По крайней мере, чувство было именно такое. То, что происходило с ним сейчас, оказалось не похоже ни на обморок, ни на сон.
Он не был – и вместе с тем был. Просто уже не в колонии, не в темной комнате, не в плену кожаных ремней. Он был под водой. Как и все обитатели колонии, Оуден умел плавать, но ему редко выдавали на это разрешение. А даже когда получалось, он держался в основном у поверхности.

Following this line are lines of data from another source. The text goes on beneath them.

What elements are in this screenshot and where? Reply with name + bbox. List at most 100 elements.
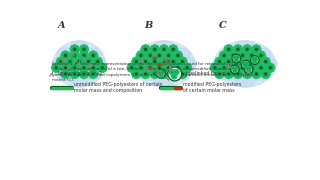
Circle shape [70,72,74,76]
Circle shape [170,46,173,49]
Circle shape [171,60,175,64]
Circle shape [248,70,249,71]
Circle shape [145,61,146,62]
Text: crosslinked nanoparticle: crosslinked nanoparticle [183,71,241,76]
Circle shape [182,73,183,75]
Circle shape [157,51,161,55]
Circle shape [247,68,249,69]
Circle shape [216,58,220,62]
Circle shape [247,71,249,72]
Circle shape [139,51,143,55]
Circle shape [216,62,220,65]
Circle shape [255,61,257,62]
Circle shape [142,46,146,49]
Circle shape [252,64,255,68]
Circle shape [150,48,154,51]
Circle shape [70,48,74,51]
Circle shape [234,68,236,69]
Circle shape [168,67,169,69]
Circle shape [241,51,244,55]
Circle shape [159,73,161,75]
Circle shape [73,69,76,73]
Circle shape [178,64,181,68]
Circle shape [180,60,184,64]
Circle shape [131,67,132,69]
Circle shape [266,74,269,78]
Circle shape [147,52,150,55]
Circle shape [153,47,157,51]
Circle shape [139,66,143,70]
Circle shape [261,64,265,68]
Circle shape [173,66,177,70]
Circle shape [248,68,250,69]
Circle shape [249,70,251,71]
Circle shape [248,72,252,76]
Circle shape [163,48,165,50]
Circle shape [132,62,136,65]
Circle shape [148,66,152,70]
Circle shape [83,55,85,56]
Circle shape [162,72,164,74]
Circle shape [156,64,159,68]
Circle shape [82,69,86,73]
Circle shape [236,47,240,51]
Circle shape [157,66,161,70]
Circle shape [142,49,146,53]
Circle shape [250,68,251,70]
Circle shape [157,56,161,60]
Circle shape [150,64,154,68]
Circle shape [169,71,172,73]
Circle shape [77,57,81,61]
Circle shape [211,68,215,71]
Circle shape [170,74,173,78]
Circle shape [142,74,146,78]
Circle shape [222,56,226,60]
Circle shape [174,60,178,64]
Circle shape [256,58,260,62]
Circle shape [239,60,243,64]
Circle shape [101,67,103,69]
Circle shape [187,68,191,71]
Circle shape [164,74,168,78]
Circle shape [153,57,157,60]
Circle shape [169,68,172,71]
Circle shape [176,66,180,70]
Circle shape [156,55,159,59]
Circle shape [94,72,98,76]
Circle shape [218,75,221,78]
Circle shape [224,72,228,76]
Circle shape [176,54,180,57]
Circle shape [233,72,237,76]
Circle shape [75,52,78,55]
Circle shape [235,69,236,71]
Circle shape [70,58,74,62]
Circle shape [157,69,161,72]
Circle shape [232,66,234,68]
Circle shape [254,75,258,78]
Circle shape [237,61,239,62]
Circle shape [255,62,256,63]
Circle shape [254,62,258,66]
Circle shape [268,69,272,72]
Circle shape [99,64,102,68]
Circle shape [89,64,93,68]
Circle shape [172,62,175,66]
Circle shape [157,70,165,78]
Circle shape [155,62,158,65]
Circle shape [180,62,184,66]
Circle shape [65,67,66,69]
Circle shape [167,62,171,66]
Circle shape [89,52,93,55]
Circle shape [79,48,83,51]
Circle shape [182,74,186,78]
Circle shape [159,61,163,65]
Circle shape [75,68,78,71]
Circle shape [253,60,255,61]
Circle shape [245,62,249,66]
Circle shape [132,72,135,76]
Circle shape [91,69,95,73]
Circle shape [229,54,233,57]
Circle shape [141,52,145,55]
Circle shape [82,63,86,67]
Circle shape [216,66,219,70]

Теперь же он был во власти воды, и поверхности просто не существовало. Вода была темной и мутной, но он все равно видел, что происходит вокруг него. С одной стороны волновались гигантские полосы водорослей – живых, а не тех, которые попадали в колонию уже обрывками. С другой что-то двигалось, быстрое, светлое, блестящее. Он тоже двигался. Он не хотел этого, но и не сопротивлялся, ему как будто было все равно… Нет, не так. У него просто не было собственных желаний, он готов был принять все, что ему уготовано.
Он несся вперед вместе с потоком через водное пространство, через вспышки света, через мысли и чувства, которые никак не могли принадлежать ему. Он ощущал парение – такого с ним раньше не случалось. И боли больше не было! Он будто превратился в частичку бескрайнего мира, однако такая потеря собственного «я» не угнетала его. То, что с ним происходило, отзывалось в его душе каким-то невероятным подсознательным восторгом.
Ему казалось, что он пробыл там тысячу лет – и хотел пробыть еще столько же. Но ему не оставили выбора. Свет оборвался, и непреодолимая сила потянула его куда-то в сторону, подальше от потока.
Его тело прошло через боль и теперь, восстановившись, призывало разум.
Он очнулся все в той же комнате и все выглядело так, будто отключился он всего полчаса назад. Оуден догадывался, что это просто иллюзия. Теперь уже как раньше не будет, и тот, кто вошел сюда, сильно отличался от него нынешнего… Доказательством этого служило то, что он, желая подняться, без труда порвал кожаные ремни, привязывавшие его к кровати.